Le mostré la sortija con la piedra verde en mi dedo, pero ella movió la cabeza y dijo:

– He acogido a un bandido en mi casa, porque seguramente has matado a Sinuhé cuya vista alegraba mi corazón. Lo has matado y le has robado la sortija que me quité del pulgar para dársela en prenda de amistad. Le has robado incluso su nombre; el Sinuhé que me gustaba no existe ya.

Levantó el brazo para mostrarme su dolor. Entonces mi corazón se llenó de amargura y el dolor invadió mis miembros. Me quité la sortija y se la tendí diciéndole:

– Recobra tu sortija. Voy a marcharme; no quiero ser importuno. Pero ella dijo:

– No te marches. -Puso ligeramente su mano sobre mi hombro como la otra vez y repitió en voz baja-: No te marches.

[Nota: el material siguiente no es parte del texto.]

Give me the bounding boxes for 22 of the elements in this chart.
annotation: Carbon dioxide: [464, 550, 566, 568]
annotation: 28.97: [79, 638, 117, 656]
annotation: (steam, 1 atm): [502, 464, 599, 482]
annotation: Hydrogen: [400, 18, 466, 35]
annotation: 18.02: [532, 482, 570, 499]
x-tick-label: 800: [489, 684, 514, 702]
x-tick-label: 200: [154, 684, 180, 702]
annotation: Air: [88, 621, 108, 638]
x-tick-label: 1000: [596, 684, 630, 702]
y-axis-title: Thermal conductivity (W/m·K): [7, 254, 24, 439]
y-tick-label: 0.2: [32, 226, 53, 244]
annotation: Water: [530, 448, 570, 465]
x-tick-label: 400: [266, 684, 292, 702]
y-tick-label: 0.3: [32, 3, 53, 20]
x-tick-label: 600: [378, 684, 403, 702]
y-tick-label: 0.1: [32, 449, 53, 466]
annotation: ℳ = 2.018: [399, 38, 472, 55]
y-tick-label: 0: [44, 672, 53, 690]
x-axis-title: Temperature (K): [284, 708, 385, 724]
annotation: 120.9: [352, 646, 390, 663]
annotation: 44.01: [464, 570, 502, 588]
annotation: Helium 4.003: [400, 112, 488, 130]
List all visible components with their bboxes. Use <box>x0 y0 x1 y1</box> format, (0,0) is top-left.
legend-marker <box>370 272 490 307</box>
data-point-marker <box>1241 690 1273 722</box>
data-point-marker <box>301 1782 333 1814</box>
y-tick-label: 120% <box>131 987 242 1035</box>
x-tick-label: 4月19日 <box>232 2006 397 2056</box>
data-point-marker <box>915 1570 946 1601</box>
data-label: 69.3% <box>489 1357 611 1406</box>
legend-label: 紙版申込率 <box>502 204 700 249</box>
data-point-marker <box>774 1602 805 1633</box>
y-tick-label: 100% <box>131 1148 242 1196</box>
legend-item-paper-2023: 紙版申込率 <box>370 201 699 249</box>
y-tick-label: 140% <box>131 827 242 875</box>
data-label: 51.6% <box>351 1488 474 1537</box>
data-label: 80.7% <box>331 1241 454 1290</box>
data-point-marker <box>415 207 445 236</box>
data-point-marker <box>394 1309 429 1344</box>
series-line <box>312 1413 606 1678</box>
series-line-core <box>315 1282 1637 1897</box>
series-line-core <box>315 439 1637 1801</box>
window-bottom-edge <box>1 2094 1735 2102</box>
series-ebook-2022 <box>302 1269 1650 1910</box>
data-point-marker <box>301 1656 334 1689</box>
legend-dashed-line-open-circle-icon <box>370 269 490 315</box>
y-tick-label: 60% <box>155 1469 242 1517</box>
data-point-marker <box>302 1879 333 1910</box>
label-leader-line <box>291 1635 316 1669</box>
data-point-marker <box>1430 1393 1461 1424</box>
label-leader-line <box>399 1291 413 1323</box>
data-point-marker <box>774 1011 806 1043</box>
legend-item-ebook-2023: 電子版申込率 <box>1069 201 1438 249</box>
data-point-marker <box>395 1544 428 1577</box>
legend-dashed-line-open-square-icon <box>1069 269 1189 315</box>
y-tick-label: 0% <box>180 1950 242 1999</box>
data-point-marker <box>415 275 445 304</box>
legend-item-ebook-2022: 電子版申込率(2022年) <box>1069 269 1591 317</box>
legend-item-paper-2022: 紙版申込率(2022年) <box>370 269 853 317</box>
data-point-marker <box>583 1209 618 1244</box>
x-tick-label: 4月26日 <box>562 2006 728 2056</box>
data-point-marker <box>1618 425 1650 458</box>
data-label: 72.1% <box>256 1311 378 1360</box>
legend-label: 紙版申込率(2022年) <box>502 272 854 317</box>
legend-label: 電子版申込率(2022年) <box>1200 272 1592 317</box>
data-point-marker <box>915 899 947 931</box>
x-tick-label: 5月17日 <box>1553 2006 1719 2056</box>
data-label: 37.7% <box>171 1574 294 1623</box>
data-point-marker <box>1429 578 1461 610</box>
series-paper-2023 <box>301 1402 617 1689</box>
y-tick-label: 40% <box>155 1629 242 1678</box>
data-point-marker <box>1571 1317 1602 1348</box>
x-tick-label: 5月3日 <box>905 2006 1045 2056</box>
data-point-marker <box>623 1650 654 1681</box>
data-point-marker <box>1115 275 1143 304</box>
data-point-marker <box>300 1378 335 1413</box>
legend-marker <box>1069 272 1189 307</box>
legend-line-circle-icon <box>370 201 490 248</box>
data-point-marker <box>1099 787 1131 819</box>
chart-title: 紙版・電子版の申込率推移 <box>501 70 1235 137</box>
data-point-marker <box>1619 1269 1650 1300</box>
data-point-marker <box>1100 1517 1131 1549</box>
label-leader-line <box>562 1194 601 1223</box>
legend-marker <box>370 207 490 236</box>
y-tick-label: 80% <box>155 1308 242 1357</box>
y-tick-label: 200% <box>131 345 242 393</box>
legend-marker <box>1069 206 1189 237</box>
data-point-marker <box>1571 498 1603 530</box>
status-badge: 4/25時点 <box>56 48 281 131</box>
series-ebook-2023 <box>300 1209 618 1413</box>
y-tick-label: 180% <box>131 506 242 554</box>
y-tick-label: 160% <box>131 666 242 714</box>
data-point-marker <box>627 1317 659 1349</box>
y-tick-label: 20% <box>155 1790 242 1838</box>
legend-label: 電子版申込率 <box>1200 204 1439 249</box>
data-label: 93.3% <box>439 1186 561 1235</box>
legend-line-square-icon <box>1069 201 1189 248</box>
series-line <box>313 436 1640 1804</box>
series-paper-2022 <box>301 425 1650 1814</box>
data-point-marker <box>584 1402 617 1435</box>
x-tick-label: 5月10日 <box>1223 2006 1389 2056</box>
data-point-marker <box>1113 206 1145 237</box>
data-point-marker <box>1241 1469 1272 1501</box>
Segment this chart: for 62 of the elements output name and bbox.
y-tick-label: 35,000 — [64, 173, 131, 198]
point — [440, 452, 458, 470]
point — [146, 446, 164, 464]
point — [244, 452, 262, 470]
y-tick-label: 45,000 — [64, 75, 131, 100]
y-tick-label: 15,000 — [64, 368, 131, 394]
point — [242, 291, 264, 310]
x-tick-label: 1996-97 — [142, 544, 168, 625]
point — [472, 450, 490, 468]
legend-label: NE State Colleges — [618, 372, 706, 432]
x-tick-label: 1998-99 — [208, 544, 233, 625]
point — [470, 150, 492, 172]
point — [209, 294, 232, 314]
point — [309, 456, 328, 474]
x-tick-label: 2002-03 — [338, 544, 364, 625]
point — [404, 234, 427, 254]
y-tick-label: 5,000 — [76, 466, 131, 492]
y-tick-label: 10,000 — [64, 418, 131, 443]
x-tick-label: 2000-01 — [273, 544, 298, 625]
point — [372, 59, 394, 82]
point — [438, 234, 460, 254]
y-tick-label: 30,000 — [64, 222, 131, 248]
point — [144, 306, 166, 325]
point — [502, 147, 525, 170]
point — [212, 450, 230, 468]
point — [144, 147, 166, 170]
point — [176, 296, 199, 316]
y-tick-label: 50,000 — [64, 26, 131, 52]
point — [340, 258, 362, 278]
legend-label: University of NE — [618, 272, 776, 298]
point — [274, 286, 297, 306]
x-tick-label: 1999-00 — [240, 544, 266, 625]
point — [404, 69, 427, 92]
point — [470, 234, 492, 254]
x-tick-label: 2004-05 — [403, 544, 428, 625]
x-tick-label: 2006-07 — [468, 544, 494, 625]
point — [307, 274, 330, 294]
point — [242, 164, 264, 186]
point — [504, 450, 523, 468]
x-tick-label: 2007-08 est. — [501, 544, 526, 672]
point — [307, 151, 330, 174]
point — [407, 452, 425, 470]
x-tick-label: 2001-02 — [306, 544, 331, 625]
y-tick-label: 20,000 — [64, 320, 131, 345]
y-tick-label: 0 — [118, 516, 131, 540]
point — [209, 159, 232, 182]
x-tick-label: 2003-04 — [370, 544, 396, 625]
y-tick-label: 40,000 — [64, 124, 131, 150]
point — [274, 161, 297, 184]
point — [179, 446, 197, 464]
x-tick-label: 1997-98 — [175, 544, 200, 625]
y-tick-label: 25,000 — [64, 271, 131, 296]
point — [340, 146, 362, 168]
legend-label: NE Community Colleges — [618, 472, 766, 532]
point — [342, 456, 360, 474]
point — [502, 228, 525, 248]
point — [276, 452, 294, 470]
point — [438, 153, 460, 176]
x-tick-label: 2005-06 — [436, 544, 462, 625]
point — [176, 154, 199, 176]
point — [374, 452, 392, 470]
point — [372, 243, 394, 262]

En aquel instante supe que su seno me quemaría más que el fuego y que no podría ser nunca feliz sin ella. Pero los servidores nos trajeron vino y bebimos para reconfortar nuestros corazones, y jamás vino alguno fue tan delicioso a mi paladar.

La mujer que se había sentido indispuesta se enjuagó la boca y volvió a beber. Después se quitó el traje manchado y lo lanzó a lo lejos, y se quitó también la peluca, de manera que estaba desnuda, y apretándose los pechos con las manos mandó a los esclavos que vertiesen vino entre ellos de manera que todos pudiesen beber a gusto. Con el paso vacilante andaba de un lado a otro de la sala, riéndose en voz alta. Era joven, bella y ardiente, y deteniéndose delante de Horemheb le ofreció de beber entre sus pechos. Horemheb se inclinó y bebió, y cuando levantó la cabeza su rostro estaba congestionado; miró a la mujer a los ojos, cogió su cabeza entre sus manos y la besó. Todo el mundo se reía y la mujer también, pero de repente se enojó y pidió ropas limpias. Los servidores la vistieron, se puso la peluca y, sentándose al lado de Horemheb, no bebió más vino. Los músicos sirios seguían tocando; yo sentía en mis miembros y en mi sangre el ardor de Tebas y sabía que había visto el día en declive del mundo; nada me importaba ya con tal de poder sentarme al lado de la hermana de mi corazón y contemplar el verde de sus ojos y el rojo de sus labios.